Latest Church Worker Firing in Indianapolis Shows Need for Active Lay Leadership in Church

Kelly Fisher

As Bondings 2.0 has previously reported, Roncalli High School, Indianapolis, has fired its third employee over LGBTQ-related issues. Kelly Fisher, a social worker at Roncalli High School, says she was retaliated against, harassed, and ultimately fired after she made public statements in support of two of her colleagues—Shelly Fitzgerald and Lynn Starkey—who were fired for being in same-gender marriages.

This new firing is a moment for Catholic laypeople to exercise their ecclesial and moral authority to denounce the unjust discrimination against LGBTQ church employees.

In an op-ed in the National Catholic Reporter, Marianne Duddy-Burke, executive director of DignityUSA, said that in this latest firing, the Archdiocese of Indianapolis overstepped its administrative duties and betrayed its moral responsibilities. Duddy-Burke said that Fisher’s firing is a new low for the Church:

“Fisher’s story, however, takes us into frightening new territory. Fisher was censured, intimidated, and ultimately terminated, simply for expressing an opinion that diverged from that of her employer.”

As a social worker, Fisher saw it has her duty to stand up for her colleagues who were fired, believing their firings were an assault on social justice. Fisher had first appealed to the archdiocese and Roncalli officials on behalf of Fitzgerald, requesting a change in contract to better live out the Church’s gospel of inclusion.  When she took to Facebook to share that letter, administrators stepped in to silence Fisher. Duddy-Burke fears that this precedent will require employees at Catholic schools, healthcare providers, and social service agencies to choose between employment and their constitutionally-protected civil liberties.

Marianne Duddy-Burke

Beyond the obvious First Amendment issues at play in Fisher’s termination, Duddy-Burke calls attention to a deeper problem in the church:

“Officials at Roncalli High School and the Indianapolis Archdiocese used their religious and financial powers to coerce [Fisher] into silence.”

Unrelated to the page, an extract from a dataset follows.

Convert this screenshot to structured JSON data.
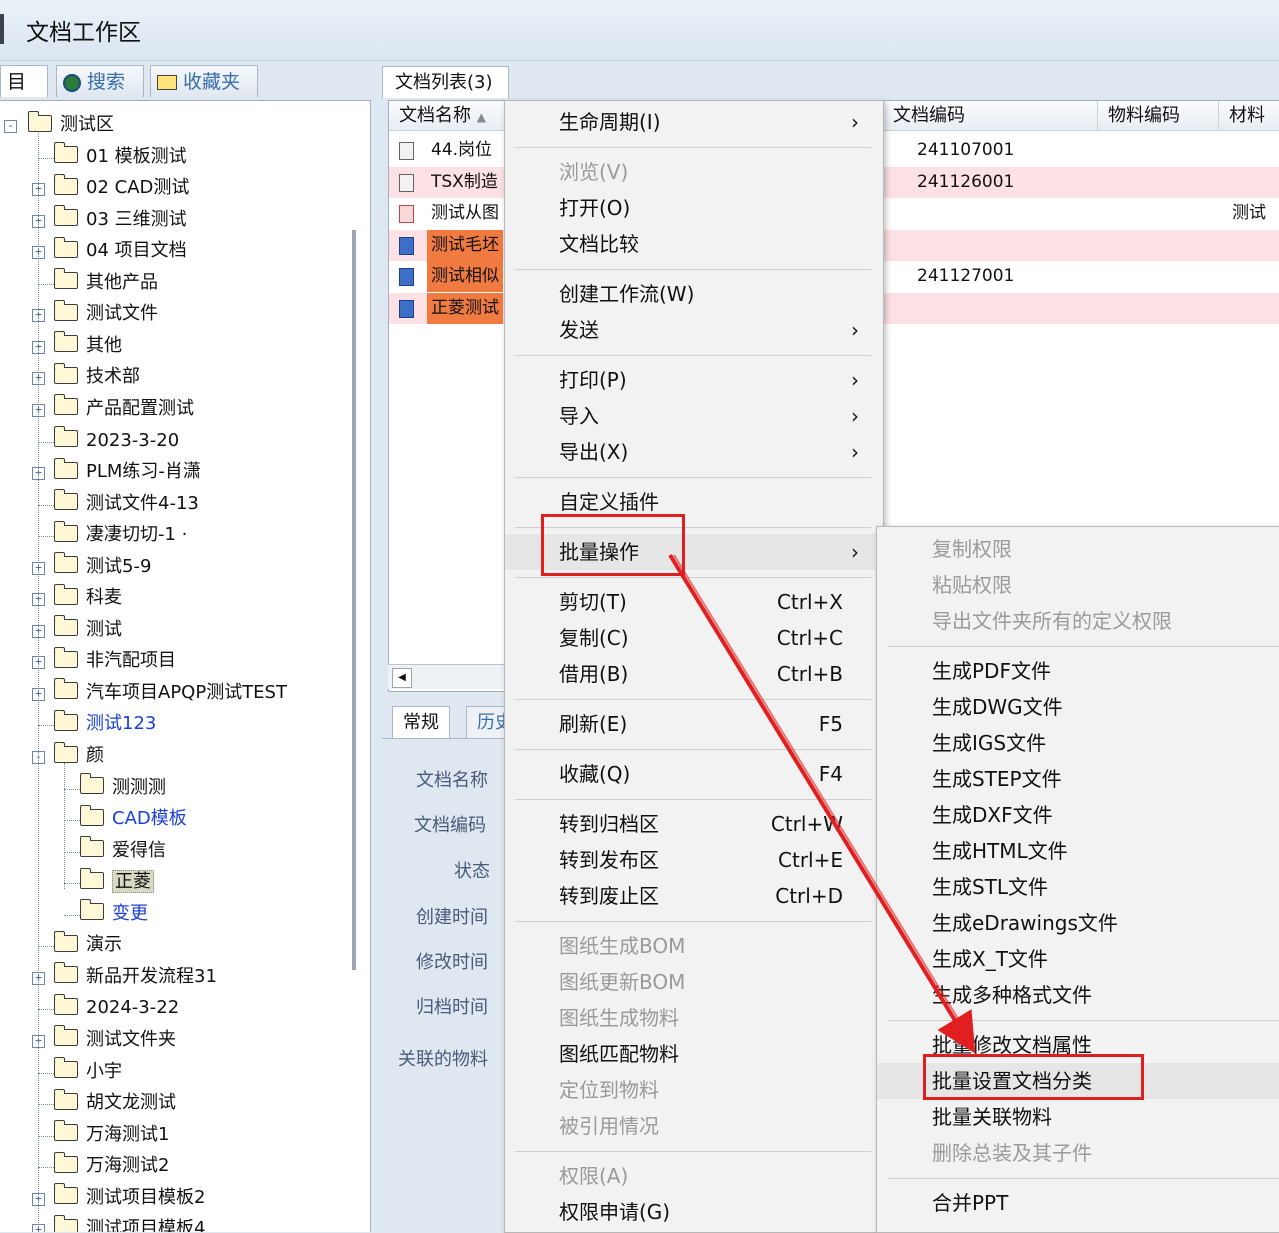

She explains that Fisher’s case sets the precedent that “those with economic might believe they can use their status to intimidate and oppress those whose livelihood they fund.” In a church that effectively excludes lay leadership from church decision-making, the un-checked combination of religious and financial powers amounts to oppression—both social, and in the case Fisher and others, economic.

In his book, The Liberation of the Laity: In Search of an Accountable Church, theologian Paul Lakeland, a past president of the Catholic Theological Society of America, suggests the laity liberate itself from this financial and religious oppression, by asserting their Vatican II-defined rights to leadership within the Church.

Vatican II clearly and definitively affirmed the necessary involvement of the laity in the life of the church. The laity, through the power of consent (or withholding consent), exercises its role within the church decision-making process. Fisher withheld her consent and made her dissent publicly known when she saw what she believed was an unjust decision. Far from being an offense worthy of punishment, Fisher’s courageous act was an expression of her Catholic identity and an executing of her authority as a Catholic layperson.

Paul Lakeland

Similarly, far from being just, as the archdiocese asserts, the decision to fire Fisher was an abdication of the church hierarchy’s ecclesial responsibility to listen to the voices of the laity.  Lakeland argues in Liberating the Laity that this responsibility requires accountability on the part of the hierarchy—accountability clearly absent in Fisher’s case:

“The community needs to have confidence in leadership’s willingness to listen to its voice and incorporate that voice into decision making. Contrariwise, leadership needs to be truly aware of its accountability to the people it serves.”

People like Fisher and her colleagues, the Roncalli High School community, and the faithful of the Archdiocese of Indianapolis should not be deterred by the wrongful trampling of their civil and ecclesial right to speak up against injustices within the church. The community of faithful who are appalled by the firing of their colleagues, teachers, and friends, must continue to speak out both privately and publicly, because, as Lakeland argues, “it is only through this kind of incremental [grassroots] transformation that the structures of the church at the higher levels will be forced to bend to pressure.”

The laity, at large, should join Fisher, the groups of students and parents protesting the firings and the 80+ other church employees who have been fired for LGBTQ related issues in making it clear to the hierarchy that we do not consent to discrimination, intimidation, and oppression of LGBTQ folks in the name of the church of Jesus, whose good news is a message of inclusion to those on margins.